Пинхас Рутенберг. От террориста к сионисту. Том I: Россия – первая эмиграция (1879–1919)
Шрифт:
Прочел много статей о Горьком. После его смерти. И русских. И эмигрантских.
Просто вспоминают о нем простые люди. Любя и жалея искренно. Сердечно. С благодарностью. Кому-то. За самый факт его существования.
Не просто, не искренне вспоминают о нем «не простые» люди. Беспокойно напыщенно восхваляют «друзья». Беспокойно злобно, с оговорками лягают враги. Почти все мелочно. Не достойно. Ни самих воспоминаний. Ни его. Так много дававшего. Так много, все, что мог и имел, давшего. С одной заботой – как помочь подняться росткам творческого, человечного, достойного в окружавших его. Близких и дальних. Людях.
Моралисты эмиграции! Злопыхатели. Пользуясь «свободой слова», они не могут простить этому большому человеку его большевизма. Если бы Горький не стал большевиком, ни один достойный антибольшевик не мог бы уважать его. Он плоть от плоти. Кость от кости своего народа, страдавшего, боровшегося, победившего. Так кого считать недостойными, злейшими врагами своими? Что ему было защищать?!
В страшную грозу революции он спасал все культурное, человечно ценное. Все, что мог. Даже если это было великокняжеское. Спасал от разыгравшейся естественно стихии разрушения.
При этом он мог ошибаться. Не сделать «всего», что мог. Кто из его обвинителей, кто из нас не ошибался?

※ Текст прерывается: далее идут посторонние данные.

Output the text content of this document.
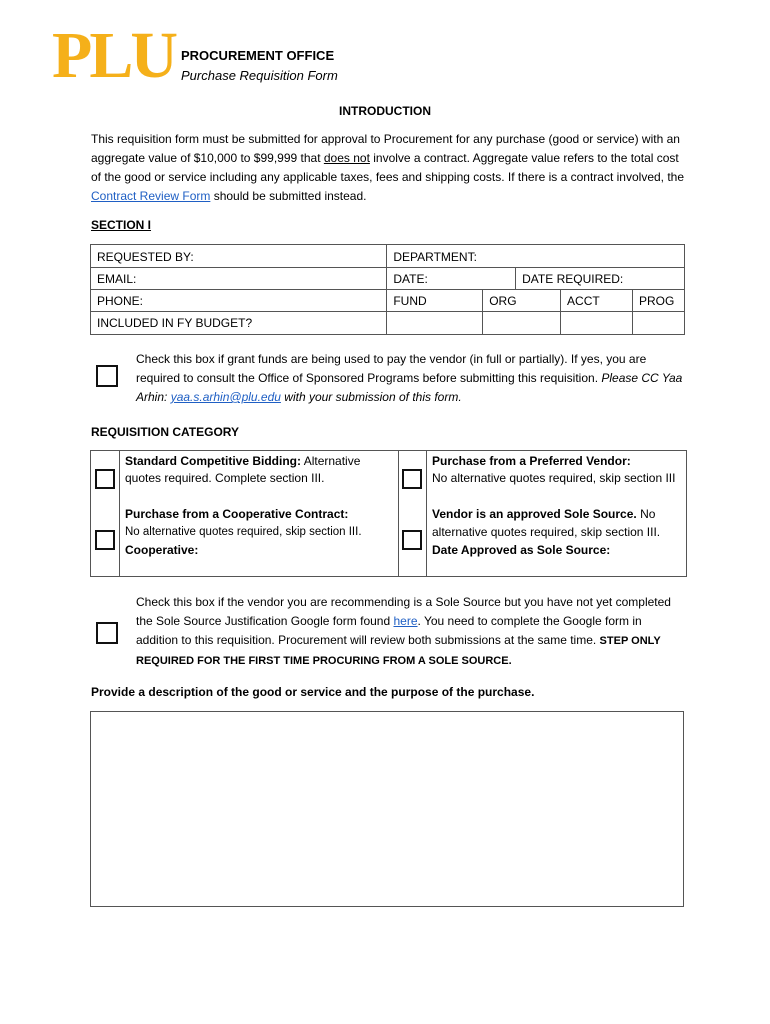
PLU PROCUREMENT OFFICE
Purchase Requisition Form
INTRODUCTION

This requisition form must be submitted for approval to Procurement for any purchase (good or service) with an aggregate value of $10,000 to $99,999 that does not involve a contract. Aggregate value refers to the total cost of the good or service including any applicable taxes, fees and shipping costs. If there is a contract involved, the Contract Review Form should be submitted instead.

SECTION I
REQUESTED BY:	DEPARTMENT:				
EMAIL:	DATE:		DATE REQUIRED:		
PHONE:	FUND	ORG		ACCT	PROG
INCLUDED IN FY BUDGET?					
Check this box if grant funds are being used to pay the vendor (in full or partially). If yes, you are required to consult the Office of Sponsored Programs before submitting this requisition. Please CC Yaa Arhin: yaa.s.arhin@plu.edu with your submission of this form.
REQUISITION CATEGORY
Standard Competitive Bidding: Alternative quotes required. Complete section III.
Purchase from a Cooperative Contract:
No alternative quotes required, skip section III.
Cooperative:
Purchase from a Preferred Vendor:
No alternative quotes required, skip section III
Vendor is an approved Sole Source. No alternative quotes required, skip section III.
Date Approved as Sole Source:
Check this box if the vendor you are recommending is a Sole Source but you have not yet completed the Sole Source Justification Google form found here. You need to complete the Google form in addition to this requisition. Procurement will review both submissions at the same time. STEP ONLY REQUIRED FOR THE FIRST TIME PROCURING FROM A SOLE SOURCE.
Provide a description of the good or service and the purpose of the purchase.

Кто мог сделать больше?! Обвиняют и злословят. К нему ведь не пристанет.
Себя обвиняют. Себя злословят. Свою собственную непривлекательную сущность выявляют. Отравляющие, понижающие все их окружающее.

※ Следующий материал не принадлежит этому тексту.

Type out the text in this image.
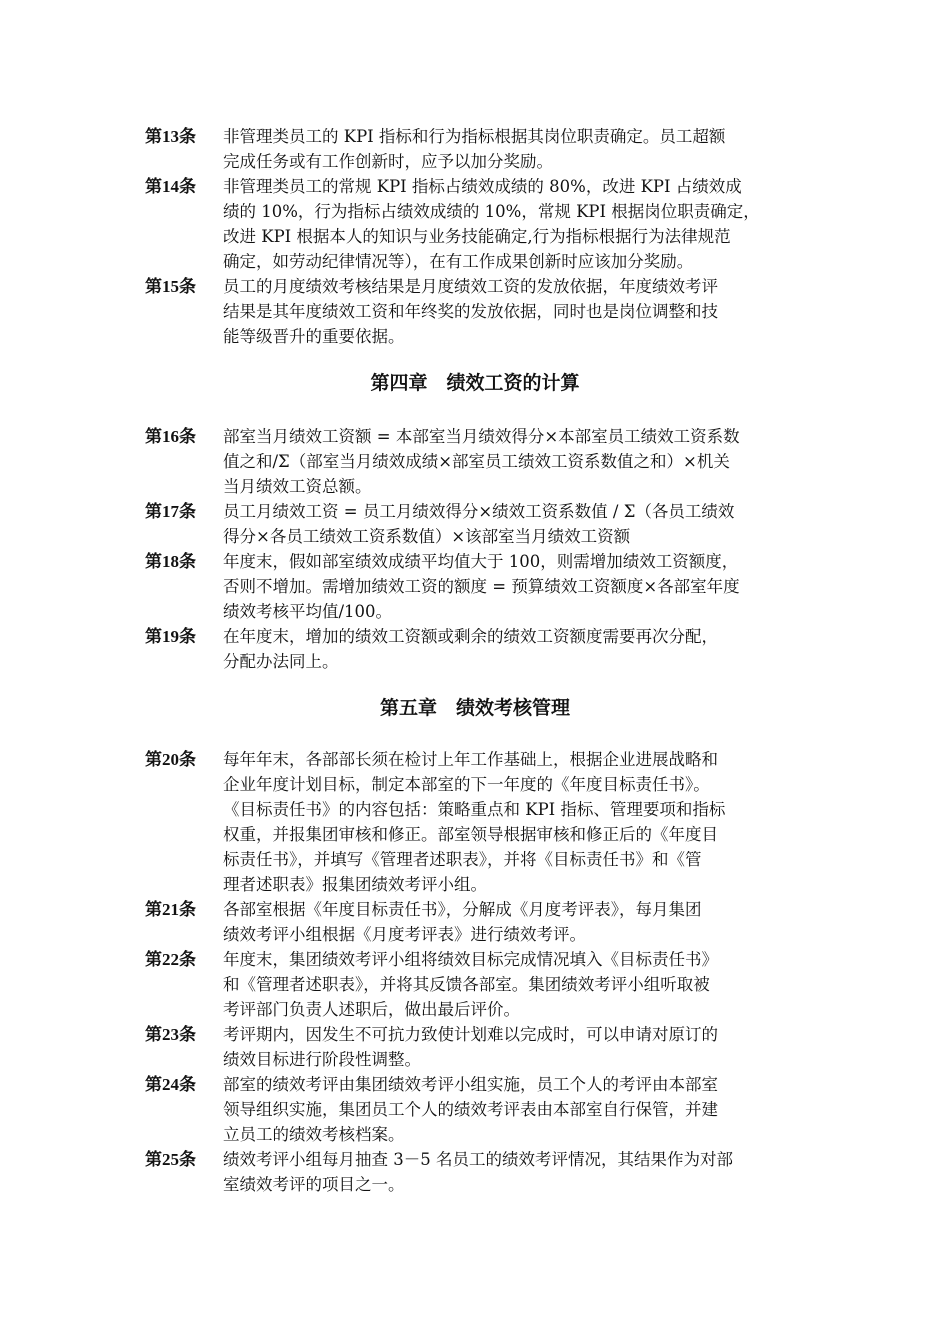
第13条	非管理类员工的 KPI 指标和行为指标根据其岗位职责确定。员工超额
完成任务或有工作创新时，应予以加分奖励。
第14条	非管理类员工的常规 KPI 指标占绩效成绩的 80%，改进 KPI 占绩效成
绩的 10%，行为指标占绩效成绩的 10%，常规 KPI 根据岗位职责确定，
改进 KPI 根据本人的知识与业务技能确定,行为指标根据行为法律规范
确定，如劳动纪律情况等），在有工作成果创新时应该加分奖励。
第15条	员工的月度绩效考核结果是月度绩效工资的发放依据，年度绩效考评
结果是其年度绩效工资和年终奖的发放依据，同时也是岗位调整和技
能等级晋升的重要依据。
第四章　绩效工资的计算
第16条	部室当月绩效工资额 = 本部室当月绩效得分×本部室员工绩效工资系数
值之和/Σ（部室当月绩效成绩×部室员工绩效工资系数值之和）×机关
当月绩效工资总额。
第17条	员工月绩效工资 = 员工月绩效得分×绩效工资系数值 / Σ（各员工绩效
得分×各员工绩效工资系数值）×该部室当月绩效工资额
第18条	年度末，假如部室绩效成绩平均值大于 100，则需增加绩效工资额度，
否则不增加。需增加绩效工资的额度 = 预算绩效工资额度×各部室年度
绩效考核平均值/100。
第19条	在年度末，增加的绩效工资额或剩余的绩效工资额度需要再次分配，
分配办法同上。
第五章　绩效考核管理
第20条	每年年末，各部部长须在检讨上年工作基础上，根据企业进展战略和
企业年度计划目标，制定本部室的下一年度的《年度目标责任书》。
《目标责任书》的内容包括：策略重点和 KPI 指标、管理要项和指标
权重，并报集团审核和修正。部室领导根据审核和修正后的《年度目
标责任书》，并填写《管理者述职表》，并将《目标责任书》和《管
理者述职表》报集团绩效考评小组。
第21条	各部室根据《年度目标责任书》，分解成《月度考评表》，每月集团
绩效考评小组根据《月度考评表》进行绩效考评。
第22条	年度末，集团绩效考评小组将绩效目标完成情况填入《目标责任书》
和《管理者述职表》，并将其反馈各部室。集团绩效考评小组听取被
考评部门负责人述职后，做出最后评价。
第23条	考评期内，因发生不可抗力致使计划难以完成时，可以申请对原订的
绩效目标进行阶段性调整。
第24条	部室的绩效考评由集团绩效考评小组实施，员工个人的考评由本部室
领导组织实施，集团员工个人的绩效考评表由本部室自行保管，并建
立员工的绩效考核档案。
第25条	绩效考评小组每月抽查 3－5 名员工的绩效考评情况，其结果作为对部
室绩效考评的项目之一。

Большой человек умер. Органический продукт великого русского народа. Большой учитель. Содержанием своим напитавший, пропитавший все наше поколение революции. Многих из нас от отравы разъедающего мелкого мещанства освободивший, ценность, привлекательность жертвенности пробудивший. Это он вдохновил армию беззаветно боровшихся за новую человечно достойную жизнь. Расшатавшую крепкие устои отжившего мира.
Из уважения к самим себе, с уважением к нему и с большой благодарностью должны все, друзья и враги, согласные и несогласные с ним, почитать великую его память. Особенно мы, современники его. Будущие поколения наверное будут.
Не ежедневно творит и подает жизнь Горьких.
Да будет легка ему принявшая его родная земля.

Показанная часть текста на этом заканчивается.